The type of K nearest neighbor similarity to use for point data.
  • 0 -> KNN_EITHER_ADJ_ONE, a value of 1.0 if either point is in the KNN of each other.
  • 1 -> KNN_BOTH_ADJ_ONE, a value of 1.0 only if both points are in the KNN of each other.
  • 2 -> KNN_BOTH_EITHER_ONE_ONEHALF, a value of 1.0 only of both points are in the KNN of each other, a value of 1/2 if one point is in the KNN of the other point.
  • 3 -> KNN_EITHER_ADJ_GAUSS, if either point is in the KNN of the other then the value of Gaussian similarity of the two points is used.

The default is 3.

--knnAdjK int Number of nearest neighbors to use for KNN similarity mode. Use a value of -1 for the heuristic value of log(n)+1, where n is the number of data points. Default is -1.
--knnAdjSigma double
 The value of sigma in knn's Gaussian similarity (i.e., mode 3 of knnAdjMode). Use -1 to estimate from average knn distance. Default is -1.
--gausssimAdjMode int
 
The type of Gaussian similarity to use for point data.
  • 0 -> GS_ADJ_THRESHOLD, any Gaussian similarity values less than the threshold are set to zero.
  • 1 -> GS_ADJ_ALL, the value of the similarity is the Gaussian similarity of the two points. With points a and b, then the similarity is exp(-1.0 (a-b)^T (a-b) /( sigma^2)).

The default is 1.

--gausssimAdjSigma double
 The value of sigma in the Gaussian similarity. Use -1 for heuristic to calculate from average knn distance. Default is -1.
--gausssimAdjThreshold double
 With gausssimAdjMode of 0, values less than this threshold are set to zero. Default is 1e-10.
--commentDelimiter string
 The charactoer representing the start of a comment in a data file. Comments are ignored. Default is #
--tagLoc integer
 
Location of class labels in a data file.
  • 0 -> no class tags,
  • 1 -> front location. Class label is first value in the line of data.
  • -1 -> tail location. Class label is last value in the line of data.
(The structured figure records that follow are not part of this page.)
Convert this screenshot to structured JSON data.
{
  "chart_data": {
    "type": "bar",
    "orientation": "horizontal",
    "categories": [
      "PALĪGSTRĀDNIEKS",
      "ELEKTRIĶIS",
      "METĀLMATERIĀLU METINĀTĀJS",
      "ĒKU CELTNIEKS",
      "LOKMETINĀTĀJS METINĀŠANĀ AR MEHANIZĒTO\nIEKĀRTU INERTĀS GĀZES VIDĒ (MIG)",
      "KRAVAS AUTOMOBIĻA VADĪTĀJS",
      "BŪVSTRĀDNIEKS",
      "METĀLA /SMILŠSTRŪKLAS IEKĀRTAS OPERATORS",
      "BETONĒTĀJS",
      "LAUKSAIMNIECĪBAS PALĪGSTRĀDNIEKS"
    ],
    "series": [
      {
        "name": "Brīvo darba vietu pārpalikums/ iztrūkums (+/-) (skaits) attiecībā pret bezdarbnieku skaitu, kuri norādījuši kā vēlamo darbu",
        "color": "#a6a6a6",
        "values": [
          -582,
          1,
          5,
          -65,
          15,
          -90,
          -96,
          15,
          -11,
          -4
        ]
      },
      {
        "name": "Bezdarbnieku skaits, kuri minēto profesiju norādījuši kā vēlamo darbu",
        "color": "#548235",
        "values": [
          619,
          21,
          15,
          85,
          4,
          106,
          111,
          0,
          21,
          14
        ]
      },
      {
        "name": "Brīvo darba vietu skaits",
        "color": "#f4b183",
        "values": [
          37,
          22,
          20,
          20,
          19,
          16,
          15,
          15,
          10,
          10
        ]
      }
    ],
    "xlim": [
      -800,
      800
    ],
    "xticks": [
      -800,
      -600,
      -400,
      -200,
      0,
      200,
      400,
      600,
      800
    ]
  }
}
Default is 0, no class labels. Class labels are not used in clustering but if available then purity and other performance measures of the clustering can be reported.

--useTransduction boolean
 Not implemented yet. Value is ignored.
--useMultiLevelPRC boolean
 Default false. Multilevel is currently disabled as it is undergoing a rewrite.

genSimMatrix

A helper program that creates adjacency matrices from point data and saves to an output file. The main use is to save the adjacency matrix that pinchRatioClustering would create for use in another algorithm. The executable is found in the prc directory of the build location.

usage: prc/genSimMatrix [long options] [filename outputFileName]

The options are the same as pinchRatioClustering, but most of them are ignored as the clustering algorithm is not conducted.